The Debtor sometimes used the name “Ron Green,” which was the name shown on his New Mexico driver’s license. The financing statements Behles filed reflected the name of the debtor as “Ron Green.”
Sometime later, the Debtor filed a chapter 11 bankruptcy petition, which was eventually converted to a case under chapter 7 and the court appointed a chapter 7 trustee. The trustee filed to avoid Behles’ security interest on grounds that the financing statements filed by Behles failed to sufficiently name the debtor. Behles’ lost and found his security interest unsecured.
The court reasoned that there was no dispute that “Ronnie Jackson Green” was the Debtor’s legal name, and since financing statement reflected the Debtor’s name as “Ron Green,” the financing statement was seriously misleading because it failed to sufficiently provide the Debtor’s name. The court’s decision was also supported by the fact that a search of the state’s UCC index (using standard search logic and the Debtor’s legal name) failed to disclose Behles’ financing statements.
So, while we wait for the 2010 amendments to take effect in July, lenders must be sure to compare the debtor’s legal name to the name listed on his or her driver’s license. If the driver’s license name is different in any way, the secured party should provide it as an additional debtor name on the financing statement.
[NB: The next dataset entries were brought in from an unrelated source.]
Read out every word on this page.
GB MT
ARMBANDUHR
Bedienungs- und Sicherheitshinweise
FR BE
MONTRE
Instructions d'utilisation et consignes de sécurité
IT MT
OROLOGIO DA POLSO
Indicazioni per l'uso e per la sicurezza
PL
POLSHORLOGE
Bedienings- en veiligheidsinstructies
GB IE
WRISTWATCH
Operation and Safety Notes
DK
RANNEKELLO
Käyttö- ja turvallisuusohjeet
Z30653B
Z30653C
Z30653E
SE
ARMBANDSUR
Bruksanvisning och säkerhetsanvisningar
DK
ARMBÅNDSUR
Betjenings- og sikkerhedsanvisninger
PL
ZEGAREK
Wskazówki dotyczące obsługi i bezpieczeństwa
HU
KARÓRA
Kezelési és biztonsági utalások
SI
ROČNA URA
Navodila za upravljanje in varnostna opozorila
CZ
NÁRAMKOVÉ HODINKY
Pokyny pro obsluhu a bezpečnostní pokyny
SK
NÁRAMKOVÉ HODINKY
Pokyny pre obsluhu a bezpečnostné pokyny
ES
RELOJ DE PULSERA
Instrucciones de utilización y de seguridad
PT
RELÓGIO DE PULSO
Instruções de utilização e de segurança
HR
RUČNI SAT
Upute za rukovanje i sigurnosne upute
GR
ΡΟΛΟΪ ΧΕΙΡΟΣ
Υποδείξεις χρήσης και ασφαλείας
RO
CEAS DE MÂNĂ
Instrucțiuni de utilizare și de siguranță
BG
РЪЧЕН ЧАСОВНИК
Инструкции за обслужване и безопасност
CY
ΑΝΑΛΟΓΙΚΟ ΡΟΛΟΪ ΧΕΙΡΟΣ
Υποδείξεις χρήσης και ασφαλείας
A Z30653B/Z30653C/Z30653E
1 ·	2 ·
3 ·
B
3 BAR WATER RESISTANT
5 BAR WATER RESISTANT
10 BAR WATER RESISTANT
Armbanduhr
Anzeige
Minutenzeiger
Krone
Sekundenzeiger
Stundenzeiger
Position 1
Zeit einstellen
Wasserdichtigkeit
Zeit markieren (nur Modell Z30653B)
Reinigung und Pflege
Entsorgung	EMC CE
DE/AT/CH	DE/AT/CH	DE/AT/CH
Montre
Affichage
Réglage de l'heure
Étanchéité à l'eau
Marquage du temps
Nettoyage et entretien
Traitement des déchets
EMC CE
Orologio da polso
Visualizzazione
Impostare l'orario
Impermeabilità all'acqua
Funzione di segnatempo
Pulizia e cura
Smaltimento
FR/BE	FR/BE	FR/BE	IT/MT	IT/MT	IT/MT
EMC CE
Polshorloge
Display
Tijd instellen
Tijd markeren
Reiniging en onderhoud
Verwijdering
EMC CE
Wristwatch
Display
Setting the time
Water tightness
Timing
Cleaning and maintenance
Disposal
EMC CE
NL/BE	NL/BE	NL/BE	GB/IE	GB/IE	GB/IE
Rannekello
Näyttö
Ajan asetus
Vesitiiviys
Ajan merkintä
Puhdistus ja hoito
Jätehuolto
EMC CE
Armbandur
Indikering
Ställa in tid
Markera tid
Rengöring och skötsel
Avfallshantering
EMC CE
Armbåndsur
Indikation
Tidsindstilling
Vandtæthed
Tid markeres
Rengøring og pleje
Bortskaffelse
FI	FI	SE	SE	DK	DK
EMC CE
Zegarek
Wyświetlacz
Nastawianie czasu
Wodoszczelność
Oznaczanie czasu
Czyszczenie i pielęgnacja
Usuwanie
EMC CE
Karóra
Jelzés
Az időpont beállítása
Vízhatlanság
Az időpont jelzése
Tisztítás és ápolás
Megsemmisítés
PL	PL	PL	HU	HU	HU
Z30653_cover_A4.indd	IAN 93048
If you have any questions about the 2010 amendments, seek the advice of experienced legal counsel. The attorneys at Glass & Goldberg are committed to helping you minimize risk and manage uncertainty, and can help structure your policies and procedures to meet your goals.
Glass & Goldberg provides high quality and cost-effective legal services and advice for clients in all aspects of business litigation and transactional law. Call us at (818) 888-2220, email us at firstname.lastname@example.org, or visit us on the web at www.glassgoldberg.com to learn more about the firm and to sign up for future newsletters.
 See In re Erwin, 50 UCC Rep Serv 2d 933, 2003 Bankr. LEXIS 692 (Bankr. D. Kan., June 17, 2003) and In re Larsen, 2010 WL 909138, 72, UCC Rep.2d 187 (Bankr. S.D. Iowa 2010)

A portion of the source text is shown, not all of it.